Amy Cooper: "In Budapest cafes, your barista wears a tux rather than tatts, and your Starbucks name should be something like Count Ludwig Ferdinand von Habsburg-Schlossanger II."

I sometimes wonder what's happened to our Aussie cafes, with their mushroom matcha lattes and kimchi acai bowls and basic decor. If you want a decent breakfast, you'll likely be required to consume it on a milk crate in a situation easily mistaken for a council hard-rubbish pick-up.

The New York Cafe in Budapest. Picture by Shutterstock
The New York Cafe in Budapest. Picture by Shutterstock

Better to travel to Budapest, where you can't call somewhere a cafe unless it looks as if at least one emperor has lived in it. A classic Budapest coffeehouse would be ashamed to serve guests in surroundings even slightly underdressed for a state banquet and less than 98 per cent festooned with marble, gold, stucco, statuary and chandeliers (the remaining two per cent is for red velvet - the curtains, not the cake).

In Budapest cafes, your barista wears a tux rather than tatts, and your Starbucks name should be something like Count Ludwig Ferdinand von Habsburg-Schlossanger II.

Many of the 500 or so coffeehouses that graced Buda and Pest on either side of the Danube in the city's late 18th-century golden era remain, and while Mal might waltz in and vote for Vienna, nowhere out-dazzles a Budapest pastry palace. The New York Cafe, built in 1894, is still widely regarded as the world's most beautiful cafe. An Italian renaissance extravaganza of alabaster columns, angels and elaborate ceiling frescoes on a majestic scale, it looks like the maximalist lovechild of the Sistine Chapel and Palace of Versailles - with the added benefit of chefs' signatures like hazelnut and buttercream Esterhazy torte and a cappuccino topped with 24-carat gold flakes.

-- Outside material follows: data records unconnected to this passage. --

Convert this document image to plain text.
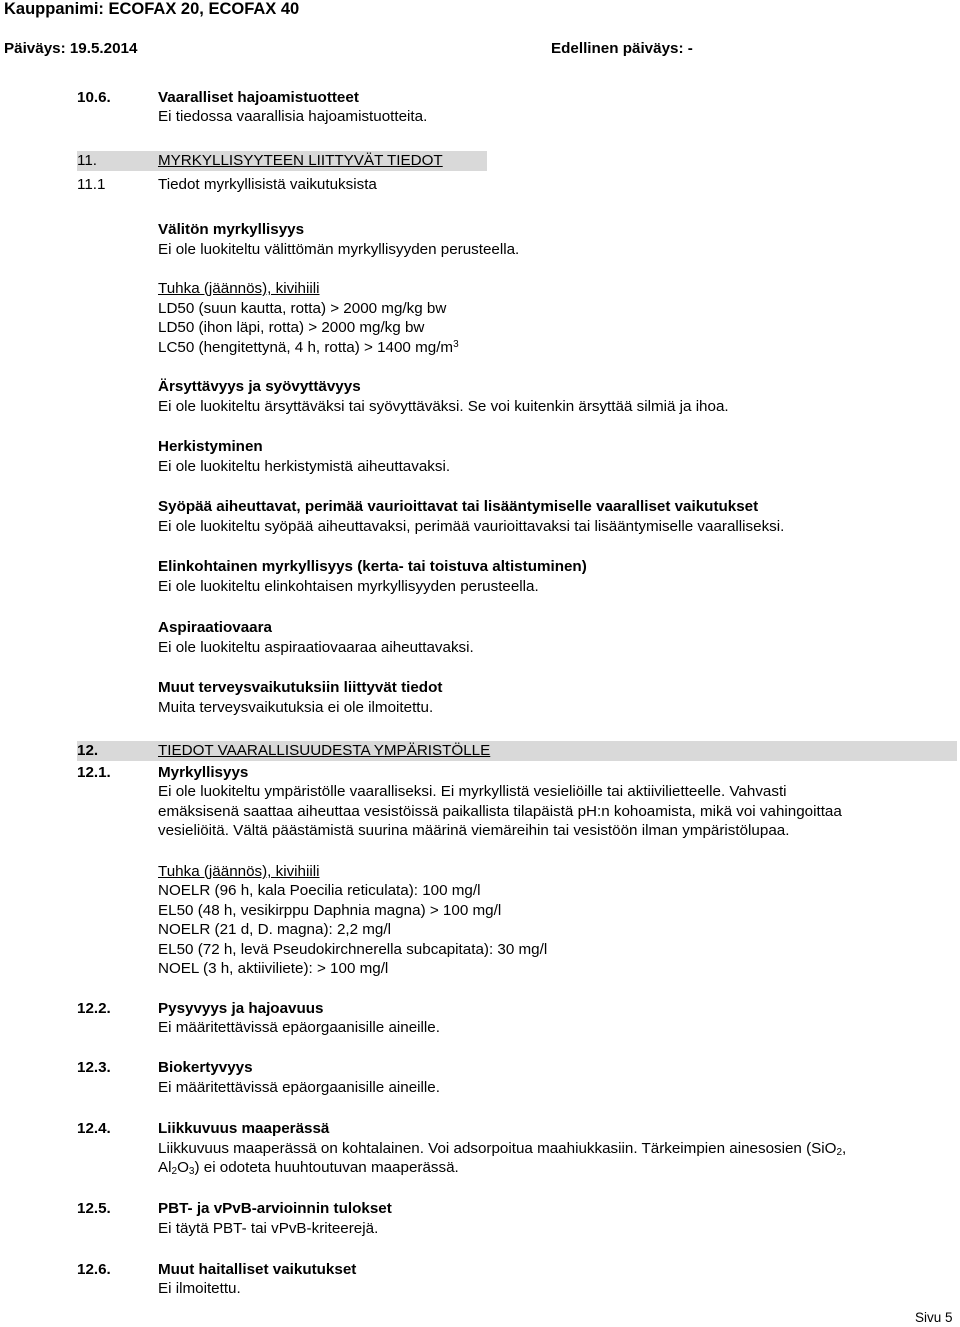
Kauppanimi: ECOFAX 20, ECOFAX 40
Päiväys: 19.5.2014	Edellinen päiväys: -
10.6.	Vaaralliset hajoamistuotteet
Ei tiedossa vaarallisia hajoamistuotteita.
11.	MYRKYLLISYYTEEN LIITTYVÄT TIEDOT
11.1	Tiedot myrkyllisistä vaikutuksista
Välitön myrkyllisyys
Ei ole luokiteltu välittömän myrkyllisyyden perusteella.
Tuhka (jäännös), kivihiili
LD50 (suun kautta, rotta) > 2000 mg/kg bw
LD50 (ihon läpi, rotta) > 2000 mg/kg bw
LC50 (hengitettynä, 4 h, rotta) > 1400 $mg/m^3$
Ärsyttävyys ja syövyttävyys
Ei ole luokiteltu ärsyttäväksi tai syövyttäväksi. Se voi kuitenkin ärsyttää silmiä ja ihoa.
Herkistyminen
Ei ole luokiteltu herkistymistä aiheuttavaksi.
Syöpää aiheuttavat, perimää vaurioittavat tai lisääntymiselle vaaralliset vaikutukset
Ei ole luokiteltu syöpää aiheuttavaksi, perimää vaurioittavaksi tai lisääntymiselle vaaralliseksi.
Elinkohtainen myrkyllisyys (kerta- tai toistuva altistuminen)
Ei ole luokiteltu elinkohtaisen myrkyllisyyden perusteella.
Aspiraatiovaara
Ei ole luokiteltu aspiraatiovaaraa aiheuttavaksi.
Muut terveysvaikutuksiin liittyvät tiedot
Muita terveysvaikutuksia ei ole ilmoitettu.
12.	TIEDOT VAARALLISUUDESTA YMPÄRISTÖLLE
12.1.	Myrkyllisyys
Ei ole luokiteltu ympäristölle vaaralliseksi. Ei myrkyllistä vesieliöille tai aktiivilietteelle. Vahvasti
emäksisenä saattaa aiheuttaa vesistöissä paikallista tilapäistä pH:n kohoamista, mikä voi vahingoittaa
vesieliöitä. Vältä päästämistä suurina määrinä viemäreihin tai vesistöön ilman ympäristölupaa.
Tuhka (jäännös), kivihiili
NOELR (96 h, kala Poecilia reticulata): 100 mg/l
EL50 (48 h, vesikirppu Daphnia magna) > 100 mg/l
NOELR (21 d, D. magna): 2,2 mg/l
EL50 (72 h, levä Pseudokirchnerella subcapitata): 30 mg/l
NOEL (3 h, aktiiviliete): > 100 mg/l
12.2.	Pysyvyys ja hajoavuus
Ei määritettävissä epäorgaanisille aineille.
12.3.	Biokertyvyys
Ei määritettävissä epäorgaanisille aineille.
12.4.	Liikkuvuus maaperässä
Liikkuvuus maaperässä on kohtalainen. Voi adsorpoitua maahiukkasiin. Tärkeimpien ainesosien (SiO$_2$,
$Al_2O_3$) ei odoteta huuhtoutuvan maaperässä.
12.5.	PBT- ja vPvB-arvioinnin tulokset
Ei täytä PBT- tai vPvB-kriteerejä.
12.6.	Muut haitalliset vaikutukset
Ei ilmoitettu.
Sivu 5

Then there's damask-swathed Gerbeaud, rocking rococo since 1858, with Louis XIV-style stucco ceilings and crystal chandeliers; once a haunt for composer Franz Liszt and Austro-Hungarian Empress Elisabeth, and the birthplace of the cognac cherry bonbon.

Long before Mal, myself and the modern literati were tapping our laptops over a latte, Hungary's greatest writers were working out of Budapest's coffeehouses. An entire magazine was edited from the 1887-built Central Grand Cafe and intellectuals debated at its Scholar Table over cake, while legendary Hungarian writer Frigyes Karinthy hung out at Hadik so often the cafe still has a cocktail named after him.

And 178 years ago this weekend (on March 15), Hungarian poet activist Sandor Petofi launched the 1848 revolution from Pilvax Cafe - showing that even radicals can't resist a scrumptious strudel and a bougie backdrop.

Vienna's as flat as an Austrian crepe, while the Hungarian capital soars into spectacular hills topped by dramatic Buda Castle. The icing on the cake: Budapest's nine thermal bathhouses. Dip in for a detox, then pile on the pastries again. In Budapest you really can have your cake and eat it.